Seven years later, I’ve found that sharing my tales of both parental woe and those fleeting moments of maternal bliss continue to be extraordinarily useful in connecting with even my most emotionally aloof clients. It seems that everyone’s kids today have some issues. And in our YouTube age where women feel free to post even the most private details of their marriages or divorces, it shouldn’t be such a surprise that sharing and connecting on all of these once behind-closed door-issues is now all the rage.

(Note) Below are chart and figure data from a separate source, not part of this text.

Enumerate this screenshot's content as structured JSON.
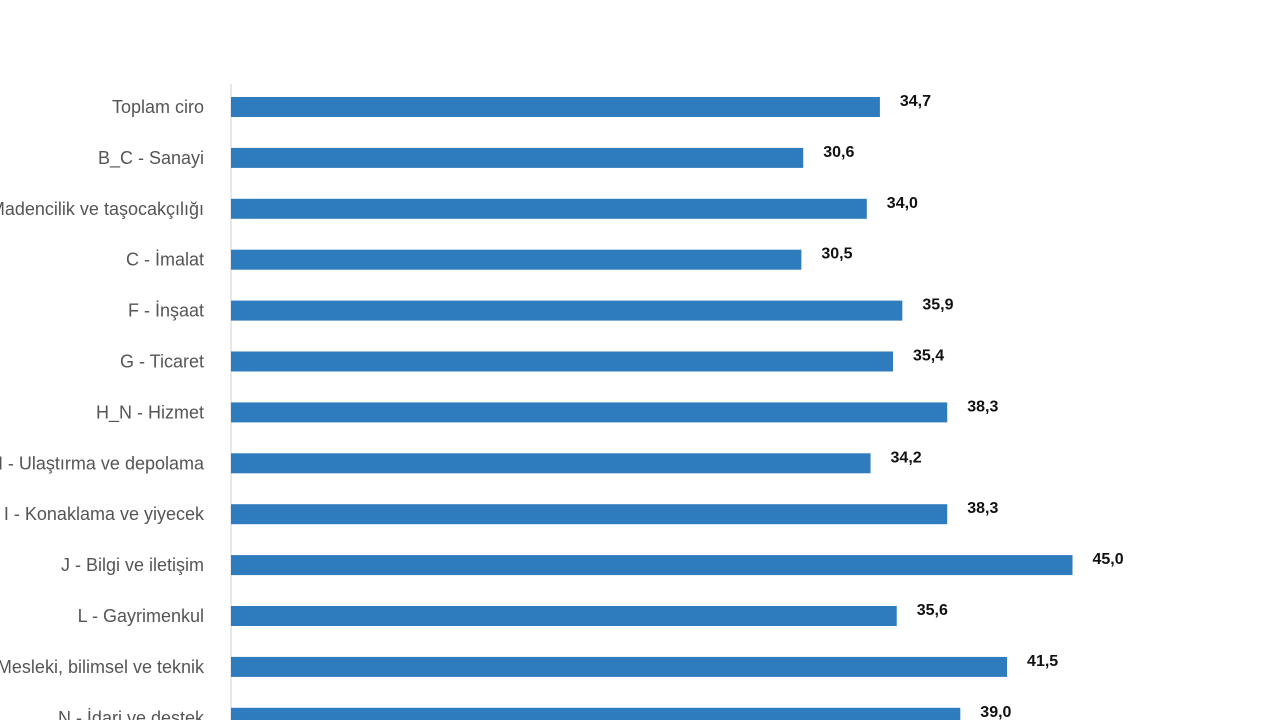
{
  "chart_data": {
    "type": "bar",
    "orientation": "horizontal",
    "title": "",
    "xlabel": "",
    "ylabel": "",
    "categories": [
      "Toplam ciro",
      "B_C - Sanayi",
      "B - Madencilik ve taşocakçılığı",
      "C - İmalat",
      "F - İnşaat",
      "G - Ticaret",
      "H_N - Hizmet",
      "H - Ulaştırma ve depolama",
      "I - Konaklama ve yiyecek",
      "J - Bilgi ve iletişim",
      "L - Gayrimenkul",
      "M - Mesleki, bilimsel ve teknik",
      "N - İdari ve destek"
    ],
    "values": [
      34.7,
      30.6,
      34.0,
      30.5,
      35.9,
      35.4,
      38.3,
      34.2,
      38.3,
      45.0,
      35.6,
      41.5,
      39.0
    ],
    "value_labels": [
      "34,7",
      "30,6",
      "34,0",
      "30,5",
      "35,9",
      "35,4",
      "38,3",
      "34,2",
      "38,3",
      "45,0",
      "35,6",
      "41,5",
      "39,0"
    ],
    "xlim": [
      0,
      50
    ],
    "grid": false,
    "legend": "none",
    "bar_color": "#2e7bbd",
    "axis_color": "#d0d0d0"
  }
}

While I don’t at all suggest exploiting your child’s fetishes, developmental delays or quirky mannerisms so you can make friends at work or get a promotion, I have found that by letting people know that your life and your children aren’t Rockwellian perfect, can be incredibly helpful on both personally and professionally. On a practical level, I feel like I’ve been able to slip in and out of work for my kids’ school events more easily because my colleagues all know about my children. I don’t keep them a secret. Everyone knows that my daughter broke my toe with a bowling ball last summer. This explains my frequent podiatry appointments. And many know that my soon to be seven-year-old son wants a “High School Musical” themed birthday party. Do I give in or will he be forever be ridiculed? Sharing some personal details do create sympathy.

 

We have come a long way baby. It was only recently when women felt confident enough at work to display photos of their progeny. In fact, it was as recently at the 1970s when pregnant teachers were fired as soon as they started to show a bump. Times have changed. In my office today there are no fewer than seven photos of my children along with their artwork proudly displayed and framed.

 

A while back I read a great book, The Girls on the Van, about Hillary Clinton’s first senate election campaign. The author shares an anecdote about how when she was talking to fellow reporters about potty training her daughter during her break from election coverage, Hillary apparently overheard the conversation and then shared in great detail how she potty trained Chelsea. From that moment on, many of the reporters on the bus started to view Hillary differently. Hillary was a mom! She too potty trains! It reminds me of the US Weekly magazine photos that catch celebrities in the act of doing normal things like pumping gas and looking unattractive at the grocery store. Those photos help us to connect with those seemingly glamorous, perfect people.

 

So while trotting out all your family’s dirty laundry is probably not what’s going to ultimately get you ahead at work, selectively sharing can be incredibly effective.